Les marchés des actifs les plus sûrs et les plus liquides du monde, les obligations d’État émises par les États-Unis et d’autres pays riches, ont été soumis à d’immenses tensions mercredi après une semaine d’inquiétudes concernant la santé des banques mondiales.
La liquidité, la capacité de négocier rapidement aux prix cotés, a fortement chuté sur deux des marchés clés, ceux des bons du Trésor américain et des Bunds allemands, ont déclaré les commerçants. Les difficultés, notamment les écarts de prix plus larges et les exécutions plus lentes, se propagent désormais à de nombreux autres marchés, ont-ils déclaré, y compris ceux des produits dérivés que les entreprises et les commerçants utilisent pour verrouiller les prix et couvrir les risques des semaines et des mois à l’avance, tels que les options, les contrats à terme et les swaps.

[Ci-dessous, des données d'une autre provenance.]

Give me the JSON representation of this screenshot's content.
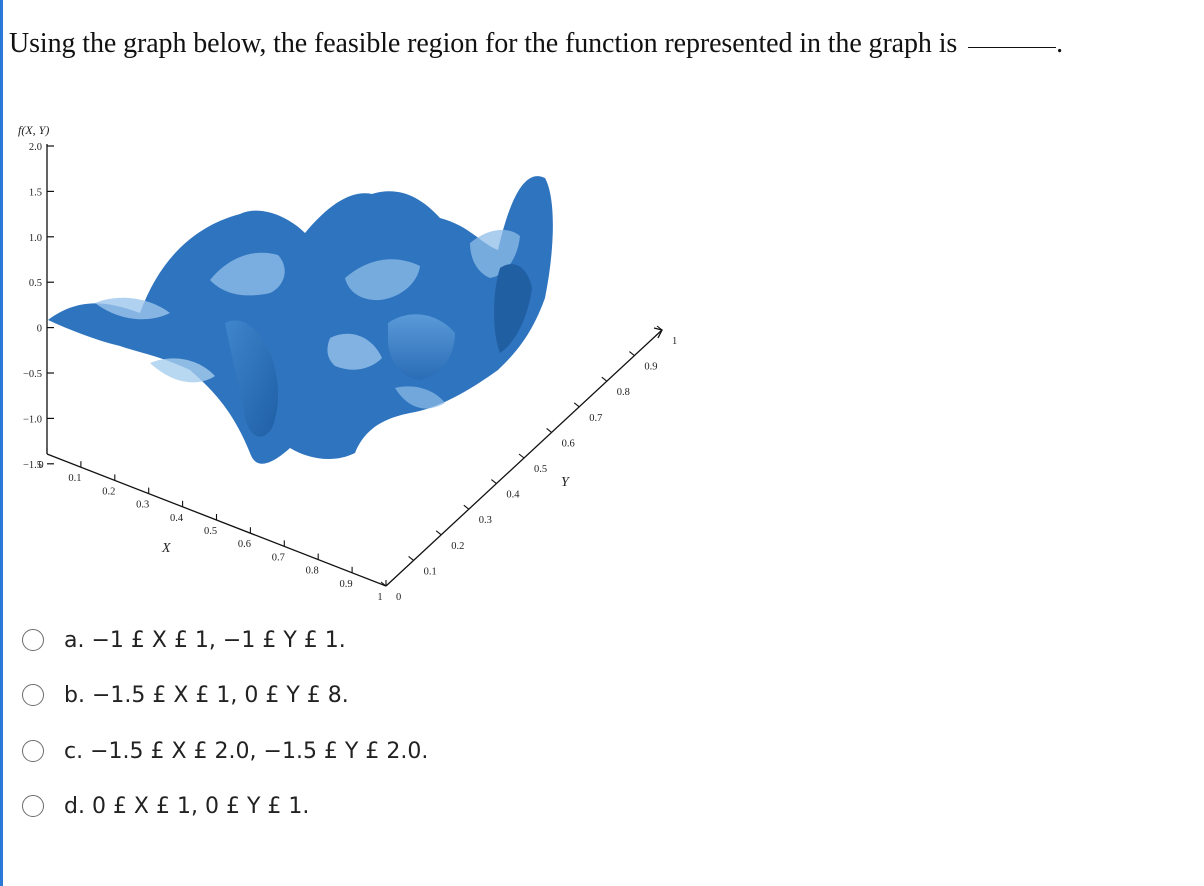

Les commerçants ont déclaré que la tourmente, motivée en partie par la crainte qu’un retournement économique ne se produise, se répercutait sur les actions et contribuait à alimenter une baisse de plus de 700 points du Dow Jones lors de ses creux de séance mercredi. La jauge de premier ordre a réduit certaines de ces pertes pour terminer en baisse de 281 points à 31874,57.
Ajoutant aux inquiétudes des investisseurs: les actions du géant bancaire suisse Credit Suisse Group AG
CS 3,47 %
a chuté de 24% dans les échanges européens mercredi. Les marchés américains se sont partiellement redressés plus tard mercredi après que les régulateurs suisses se soient engagés à fournir des liquidités au Credit Suisse.
Le commerce était frénétique. Mercredi, les volumes de transactions sur le marché du Trésor semblaient être environ le double des niveaux habituels, a déclaré Ian Lyngen, responsable de la stratégie des taux américains chez BMO Capital Markets.
Mais les écarts cotés sur les marchés des bons du Trésor et des dérivés liés à d’autres obligations d’État, reflétant l’écart entre les prix cotés pour acheter et vendre, étaient beaucoup plus larges mercredi qu’ils ne l’étaient la semaine dernière, ont déclaré les commerçants, généralement un signe d’anxiété du marché.
L’indice ICE BofA Move, une mesure de la volatilité du marché obligataire, a atteint les niveaux les plus élevés en au moins trois ans, dépassant les niveaux enregistrés lors du krach boursier de mars 2020.
La facilité d’achat et de vente des bons du Trésor en fait le fondement du trading de Wall Street, utilisé pour garer de l’argent ou comme garantie sur des prêts. Lorsque le marché s’effondre, les turbulences qui en résultent peuvent rapidement se propager à d’autres actifs, touchant tout, des actions aux devises, ainsi que, éventuellement, les taux des prêts hypothécaires et autres prêts.
Les investisseurs ont généralement convenu que la peur des difficultés économiques faisait baisser les attentes en matière de taux d’intérêt et poussait les investisseurs à se débarrasser des actifs plus risqués au profit d’actifs plus sûrs, à la suite des déroutes des banques américaines et du Credit Suisse.
“Les gens ne veulent pas être pris avec la prochaine Silicon Valley Bank ou le prochain Credit Suisse”, a déclaré John Sheehan, gestionnaire de portefeuille obligataire chez Osterweis Capital Management.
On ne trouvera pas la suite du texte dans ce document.